When Melania Trump gave a speech last week in Pennsylvania, supposedly to increase support for her husband among women in the suburbs, what she said conformed to a pattern that seemed as puzzling as the success of the Trump candidacy itself. She declared that, as First Lady, the issue she would make her priority was the prevention of bullying! This was absurd in several respects, and that absurdity was what many in the media seized upon; but actually it was perfectly consistent with a pattern or campaign strategy that might be called: Keeping it unreal.

Throughout the primaries, and in the general election as well, candidate Trump has shown a disciplined preference for extravagant assessments and claims.

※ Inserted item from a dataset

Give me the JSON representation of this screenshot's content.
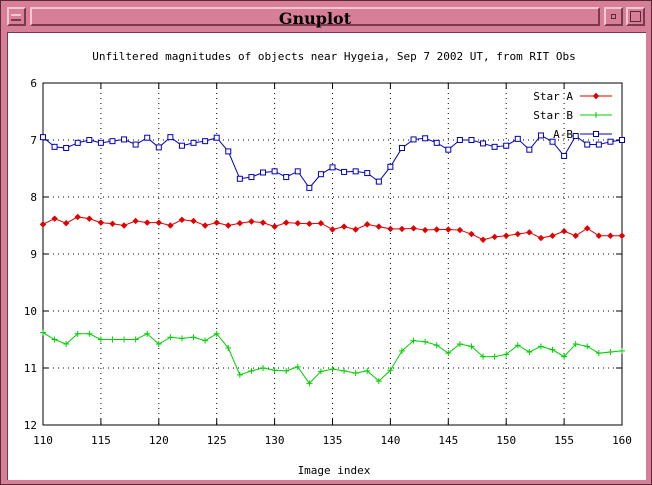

His wild statements have successfully pulled media coverage, and political discourse, away from the facts and constraints of American reality. Even when the topic has been one in which clarity about facts might seem to favor an outsider’s position, Trump has preferred an almost gratuitous degree of hyperbole. Whether in the form of made-up statistics, or impossible engineering feats, or claims that are immediately recognized as false, his embrace of the unreal didn’t appear to hurt his candidacy. Unlike the merely exaggerated claims of some in the “Leave” campaign, Trump made claims that were often obviously both untrue and unrealistic. The infamous wall that Mexico will be “forced” to pay for, and his claim last week that Clinton’s support for “open borders” will mean that the US will triple in size in three days if she is elected, are just the first and the latest of this wild approach. (Today the campaign is claiming that the security alert caused by a protester in a Nevada crowd with a “Republicans Against Trump” sign was an assasination attempt!)

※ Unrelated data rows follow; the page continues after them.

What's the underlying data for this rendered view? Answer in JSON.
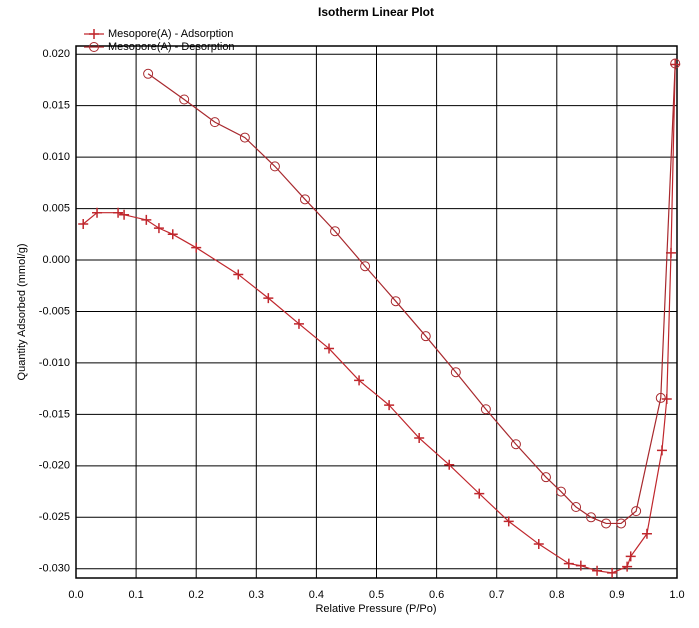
{
  "chart_data": {
    "type": "line",
    "title": "Isotherm Linear Plot",
    "x_label": "Relative Pressure (P/Po)",
    "y_label": "Quantity Adsorbed (mmol/g)",
    "xlim": [
      0,
      1
    ],
    "ylim": [
      -0.0309,
      0.0208
    ],
    "xticks": [
      {
        "value": 0,
        "label": "0.0"
      },
      0.1,
      0.2,
      0.3,
      0.4,
      0.5,
      0.6,
      0.7,
      0.8,
      0.9,
      {
        "value": 1,
        "label": "1.0"
      }
    ],
    "yticks": [
      {
        "value": 0.02,
        "label": "0.020"
      },
      0.015,
      {
        "value": 0.01,
        "label": "0.010"
      },
      0.005,
      {
        "value": 0,
        "label": "0.000"
      },
      -0.005,
      {
        "value": -0.01,
        "label": "-0.010"
      },
      -0.015,
      {
        "value": -0.02,
        "label": "-0.020"
      },
      -0.025,
      {
        "value": -0.03,
        "label": "-0.030"
      }
    ],
    "grid": true,
    "legend": "top-left",
    "series": [
      {
        "name": "Mesopore(A) - Adsorption",
        "color": "#c0272d",
        "marker": "plus",
        "x": [
          0.012,
          0.035,
          0.07,
          0.08,
          0.117,
          0.138,
          0.161,
          0.2,
          0.27,
          0.32,
          0.371,
          0.421,
          0.471,
          0.521,
          0.571,
          0.621,
          0.671,
          0.72,
          0.77,
          0.82,
          0.84,
          0.867,
          0.892,
          0.917,
          0.923,
          0.95,
          0.975,
          0.983,
          0.99,
          0.997
        ],
        "values": [
          0.0035,
          0.0046,
          0.0046,
          0.0044,
          0.0039,
          0.0031,
          0.0025,
          0.0012,
          -0.0014,
          -0.0037,
          -0.0062,
          -0.0086,
          -0.0117,
          -0.0141,
          -0.0173,
          -0.0199,
          -0.0227,
          -0.0254,
          -0.0276,
          -0.0295,
          -0.0297,
          -0.0302,
          -0.0304,
          -0.0298,
          -0.0288,
          -0.0266,
          -0.0185,
          -0.0135,
          0.0007,
          0.019
        ]
      },
      {
        "name": "Mesopore(A) - Desorption",
        "color": "#a8292e",
        "marker": "circle",
        "x": [
          0.12,
          0.18,
          0.231,
          0.281,
          0.331,
          0.381,
          0.431,
          0.481,
          0.532,
          0.582,
          0.632,
          0.682,
          0.732,
          0.782,
          0.807,
          0.832,
          0.857,
          0.882,
          0.907,
          0.932,
          0.973,
          0.997
        ],
        "values": [
          0.0181,
          0.0156,
          0.0134,
          0.0119,
          0.0091,
          0.0059,
          0.0028,
          -0.0006,
          -0.004,
          -0.0074,
          -0.0109,
          -0.0145,
          -0.0179,
          -0.0211,
          -0.0225,
          -0.024,
          -0.025,
          -0.0256,
          -0.0256,
          -0.0244,
          -0.0134,
          0.0191
        ]
      }
    ]
  }
}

What made the “Keeping it Unreal” strategy so successful? Certainly Trump’s experience and expertise in so-called “reality television” helped a great deal, as did the fact that a large portion of the American population is angry or in denial about current economic, demographic, social, and geopolitical realities. But what is less understandable is how his commitment to the untrue and the unreal could successfully cause what I’ve described in a previous post as the country’s first “Idiot Box Election.” In the face of Trump’s non-stop hyperbolic and “shock” politics, news outlets great and small abandoned all sort of rules of professional journalistic practice in order not to be scooped, not to lose market share, or just while they figured out how to cover a candidate who seemed determined to “keep it unreal.” The result was that Trump’s “Unreality Show” was broadcast and reprinted endlessly, at face value, for much of the campaign.

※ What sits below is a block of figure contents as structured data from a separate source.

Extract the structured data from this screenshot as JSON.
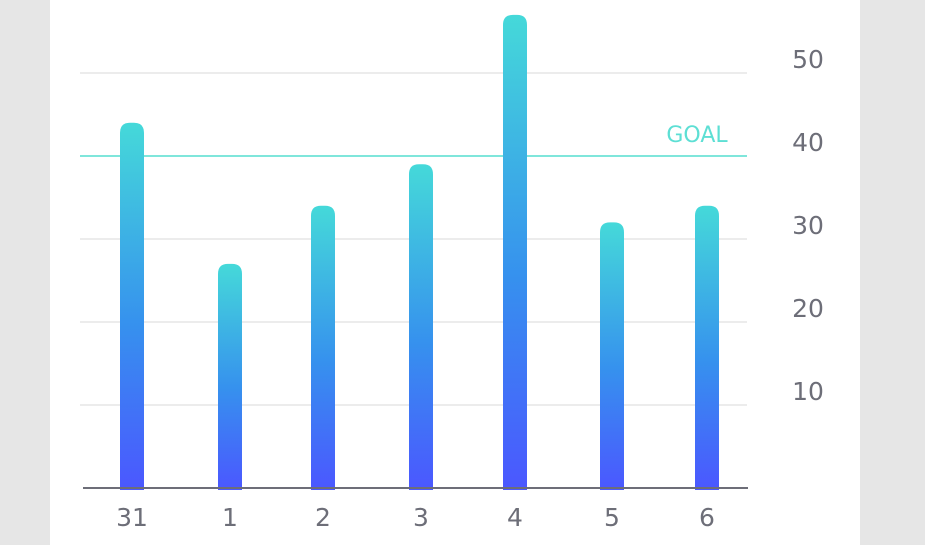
{
  "chart_data": {
    "type": "bar",
    "categories": [
      "31",
      "1",
      "2",
      "3",
      "4",
      "5",
      "6"
    ],
    "values": [
      44,
      27,
      34,
      39,
      57,
      32,
      34
    ],
    "ylim": [
      0,
      58
    ],
    "yticks": [
      10,
      20,
      30,
      40,
      50
    ],
    "grid": true,
    "goal": {
      "label": "GOAL",
      "value": 40
    }
  }
}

In the last half of the 20th century, the American public relied on professional journalism to act as a critical filter for candidates’ and party claims. A journalistic commitment to truth meant, among other things, that there were facts of the matter even in political speech, and that candidates had to justify their beliefs and claims by appeal to those facts in order for their speech to be considered worthy of constant coverage. Trump wisely realized that, at the beginning of the 21st century, the news outlets (no less than other media outlets) were so dependent on the perpetual production of “content,” that the quality of that content was not nearly as important as its quantity and availability. And Trump has always provided that perpetual production!

The millions who voted for Brexit, and the tens of millions who will vote for Trump on Tuesday, should make us reconsider Eliot’s famous line from Four Quartets:

Go, go, go, said the bird: human kind
Cannot bear very much reality.

In fact, human kind can bear quite a bit of reality, but taking refuge in the unreal is a coping mechanism. What the election of 2016 has tested, and will continue to test no matter who wins, is how much unreality a democratic system of government can bear.